PerAnSel：一种基于新型深度神经网络的波斯语问答系统。

PerAnSel: A Novel Deep Neural Network-Based System for Persian Question Answering.

机构信息

Big Data Research Group, Faculty of Computer Engineering, University of Isfahan, Isfahan, Iran.

Department of Linguistics, Faculty of Foreign Languages, University of Isfahan, Isfahan, Iran.

出版信息

Comput Intell Neurosci. 2022 Jul 18;2022:3661286. doi: 10.1155/2022/3661286. eCollection 2022.

DOI:10.1155/2022/3661286

PMID:35898771

原文链接:https://pmc.ncbi.nlm.nih.gov/articles/PMC9313912/

Abstract

Question answering (QA) systems have attracted considerable attention in recent years. They receive the user's questions in natural language and respond to them with precise answers. Most of the works on QA were initially proposed for the English language, but some research studies have recently been performed on non-English languages. Answer selection (AS) is a critical component in QA systems. To the best of our knowledge, there is no research on AS for the Persian language. Persian is a (1) free word order, (2) right-to-left, (3) morphologically rich, and (4) low-resource language. Deep learning (DL) techniques have shown promising accuracy in AS. Although DL performs very well on QA, it requires a considerable amount of annotated data for training. Many annotated datasets have been built for the AS task; most of them are exclusively in English. In order to address the need for a high-quality AS dataset in the Persian language, we present PASD; the first large-scale native AS dataset for the Persian language. To show the quality of PASD, we employed it to train state-of-the-art QA systems. We also present PerAnSel: a novel deep neural network-based system for Persian question answering.

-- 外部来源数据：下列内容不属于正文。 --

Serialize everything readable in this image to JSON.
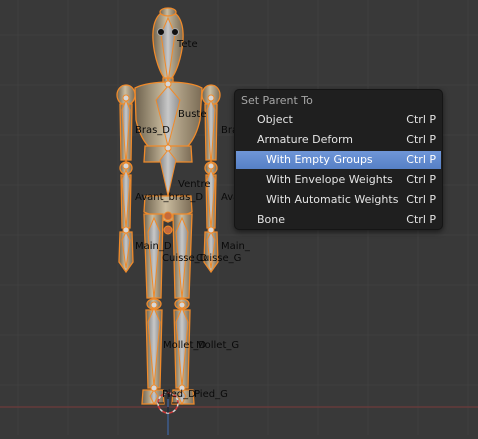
{
  "viewport": {
    "bone_labels": [
      "Tete",
      "Buste",
      "Bras_D",
      "Bras_",
      "Ventre",
      "Avant_bras_D",
      "Avan",
      "Main_D",
      "Main_",
      "Cuisse_D",
      "Cuisse_G",
      "Mollet_D",
      "Mollet_G",
      "Pied_D",
      "Pied_G"
    ]
  },
  "menu": {
    "title": "Set Parent To",
    "items": [
      {
        "label": "Object",
        "shortcut": "Ctrl P"
      },
      {
        "label": "Armature Deform",
        "shortcut": "Ctrl P"
      },
      {
        "label": "With Empty Groups",
        "shortcut": "Ctrl P"
      },
      {
        "label": "With Envelope Weights",
        "shortcut": "Ctrl P"
      },
      {
        "label": "With Automatic Weights",
        "shortcut": "Ctrl P"
      },
      {
        "label": "Bone",
        "shortcut": "Ctrl P"
      }
    ]
  },
  "colors": {
    "background": "#393939",
    "menu_background": "#1f1f1f",
    "highlight": "#5f8ad0",
    "selection_outline": "#f08a2a"
  },
  "icons": [
    "cursor-3d-icon"
  ]
}
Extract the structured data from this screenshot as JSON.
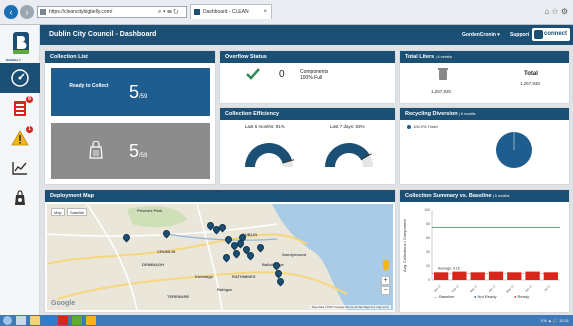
{
  "browser": {
    "url": "https://cleancitybigbelly.com/",
    "search_hint": "⌕ ▾ ☰ ⭮",
    "tab_title": "Dashboard - CLEAN",
    "tab_close": "×",
    "window_controls": "⌂ ☆ ⚙"
  },
  "sidebar": {
    "logo_text": "BIGBELLY",
    "items": [
      {
        "name": "dashboard",
        "badge": ""
      },
      {
        "name": "bins",
        "badge": "8"
      },
      {
        "name": "alerts",
        "badge": "1"
      },
      {
        "name": "reports",
        "badge": ""
      },
      {
        "name": "recycling",
        "badge": ""
      }
    ]
  },
  "header": {
    "title": "Dublin City Council - Dashboard",
    "user": "GordenCronin ▾",
    "support": "Support",
    "connect": "connect"
  },
  "collection_list": {
    "title": "Collection List",
    "ready_label": "Ready to Collect",
    "ready_count": "5",
    "ready_total": "/59",
    "other_count": "5",
    "other_total": "/59"
  },
  "overflow": {
    "title": "Overflow Status",
    "count": "0",
    "line1": "Components",
    "line2": "100% Full"
  },
  "total_liters": {
    "title": "Total Liters",
    "subtitle": "| 6 months",
    "left_value": "1,257,930",
    "total_label": "Total",
    "total_value": "1,257,930"
  },
  "efficiency": {
    "title": "Collection Efficiency",
    "left_label": "Last 6 months: 91%",
    "right_label": "Last 7 days: 83%",
    "left_pct": 91,
    "right_pct": 83
  },
  "recycling": {
    "title": "Recycling Diversion",
    "subtitle": "| 6 months",
    "legend": "100.0% Trash"
  },
  "map": {
    "title": "Deployment Map",
    "btn_map": "Map",
    "btn_satellite": "Satellite",
    "labels": [
      "Phoenix Park",
      "DUBLIN",
      "CRUMLIN",
      "DRIMNAGH",
      "TERENURE",
      "RATHMINES",
      "Ballsbridge",
      "Sandymount",
      "Rathgar",
      "Kimmage"
    ],
    "google": "Google",
    "footer": "Map data ©2017 Google   Terms of Use   Report a map error",
    "zoom_in": "+",
    "zoom_out": "−"
  },
  "summary": {
    "title": "Collection Summary vs. Baseline",
    "subtitle": "| 6 months",
    "legend_baseline": "Baseline",
    "legend_not_ready": "Not Ready",
    "legend_ready": "Ready"
  },
  "chart_data": {
    "type": "bar",
    "title": "Collection Summary vs. Baseline",
    "ylabel": "Avg. Collections / Component",
    "ylim": [
      0,
      100
    ],
    "yticks": [
      "0",
      "20",
      "40",
      "60",
      "80",
      "100"
    ],
    "categories": [
      "Jan 17",
      "Feb 17",
      "Mar 17",
      "Apr 17",
      "May 17",
      "Jun 17",
      "Jul 17"
    ],
    "series": [
      {
        "name": "Baseline",
        "type": "line",
        "values": [
          75,
          75,
          75,
          75,
          75,
          75,
          75
        ],
        "color": "#2e8b57"
      },
      {
        "name": "Not Ready",
        "values": [
          0,
          0,
          0,
          0,
          0,
          0,
          0
        ],
        "color": "#1f5d8f"
      },
      {
        "name": "Ready",
        "values": [
          11,
          12,
          11,
          12,
          11,
          12,
          11
        ],
        "color": "#d9261c"
      }
    ],
    "annotation": "Average: 9.16",
    "annotation_value": 9.16
  },
  "colors": {
    "brand": "#1b4f73",
    "ready": "#d9261c",
    "accent": "#1f5d8f"
  },
  "taskbar": {
    "tray": "EN  ▲  🔊  12:21"
  }
}
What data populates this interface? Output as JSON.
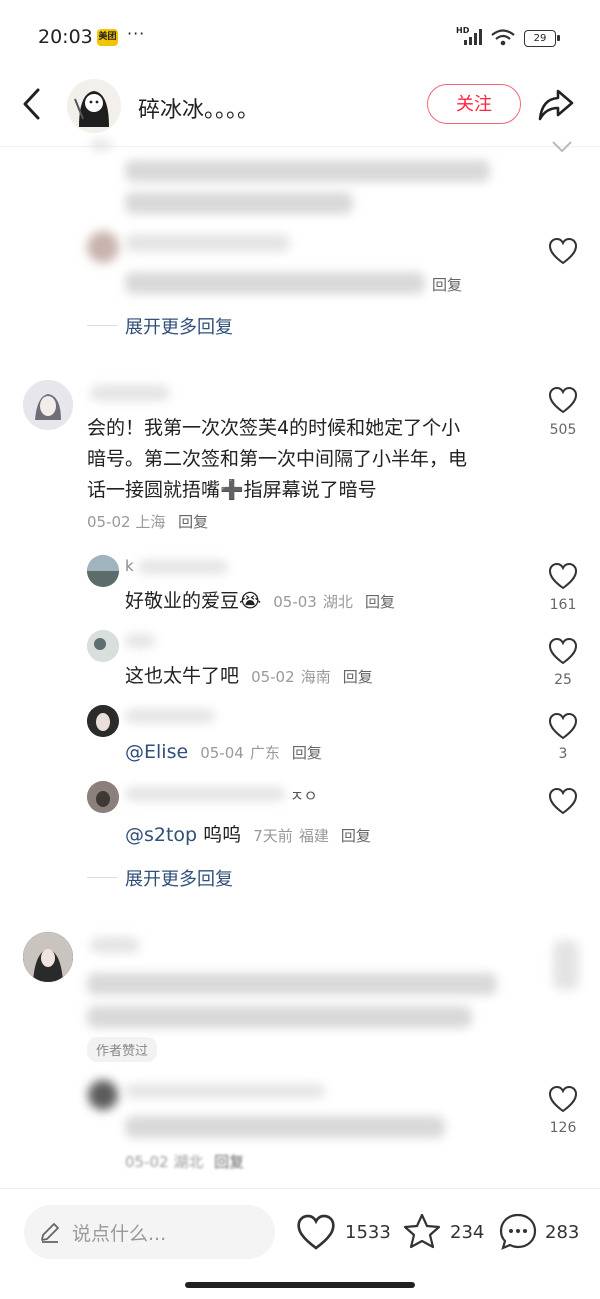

Since the Persian language is a free word-order language, in PerAnSel, we parallelize a sequential method and a transformer-based method to handle various orders in the Persian language. We then evaluate PerAnSel on three datasets: PASD, PerCQA, and WikiFA. The experimental results indicate strong performance on the Persian datasets beating state-of-the-art answer selection methods by 10.66% on PASD, 8.42% on PerCQA, and 3.08% on WikiFA datasets in terms of MRR.

摘要

问答 (QA) 系统近年来引起了相当大的关注。它们以自然语言接收用户的问题，并以精确的答案回答。大多数关于 QA 的工作最初是针对英语提出的，但最近也有一些关于非英语语言的研究。答案选择 (AS) 是 QA 系统的一个关键组成部分。据我们所知，目前还没有针对波斯语的 AS 研究。波斯语是一种（1）自由词序、（2）从右到左、（3）形态丰富、（4）资源匮乏的语言。深度学习 (DL) 技术在 AS 中表现出了有希望的准确性。尽管 DL 在 QA 中表现非常出色，但它需要大量的标注数据进行训练。已经为 AS 任务构建了许多标注数据集；其中大多数都是专门用于英语的。为了满足对波斯语高质量 AS 数据集的需求，我们提出了 PASD；这是第一个针对波斯语的大规模本地 AS 数据集。为了展示 PASD 的质量，我们使用它来训练最先进的 QA 系统。我们还提出了 PerAnSel：一种用于波斯语问答的新型基于深度神经网络的系统。由于波斯语是一种自由词序语言，在 PerAnSel 中，我们并行化了一种基于序列的方法和一种基于转换器的方法，以处理波斯语中的各种词序。然后，我们在三个数据集上评估 PerAnSel：PASD、PerCQA 和 WikiFA。实验结果表明，在波斯语数据集上的表现非常出色，在 PASD 上比最先进的答案选择方法高出 10.66%，在 PerCQA 上高出 8.42%，在 WikiFA 上高出 3.08%，在 MRR 方面。

相似文献

PerAnSel: A Novel Deep Neural Network-Based System for Persian Question Answering.PerAnSel：一种基于新型深度神经网络的波斯语问答系统。

Comput Intell Neurosci. 2022 Jul 18;2022:3661286. doi: 10.1155/2022/3661286. eCollection 2022.

SemBioNLQA: A semantic biomedical question answering system for retrieving exact and ideal answers to natural language questions.SemBioNLQA：一个语义生物医学问答系统，用于检索自然语言问题的准确和理想答案。

Artif Intell Med. 2020 Jan;102:101767. doi: 10.1016/j.artmed.2019.101767. Epub 2019 Nov 28.

Answering medical questions in Chinese using automatically mined knowledge and deep neural networks: an end-to-end solution.利用自动挖掘的知识和深度神经网络用中文回答医学问题：一种端到端的解决方案。

BMC Bioinformatics. 2022 Apr 15;23(1):136. doi: 10.1186/s12859-022-04658-2.

A question-entailment approach to question answering.问题蕴涵方法在问答中的应用。

BMC Bioinformatics. 2019 Oct 22;20(1):511. doi: 10.1186/s12859-019-3119-4.

Reading comprehension based question answering system in Bangla language with transformer-based learning.基于基于变压器学习的孟加拉语阅读理解问答系统。

Heliyon. 2022 Oct 12;8(10):e11052. doi: 10.1016/j.heliyon.2022.e11052. eCollection 2022 Oct.

A subgraph-representation-based method for answering complex questions over knowledge bases.基于子图表示的方法，用于回答知识库中的复杂问题。

Neural Netw. 2019 Nov;119:57-65. doi: 10.1016/j.neunet.2019.07.014. Epub 2019 Jul 26.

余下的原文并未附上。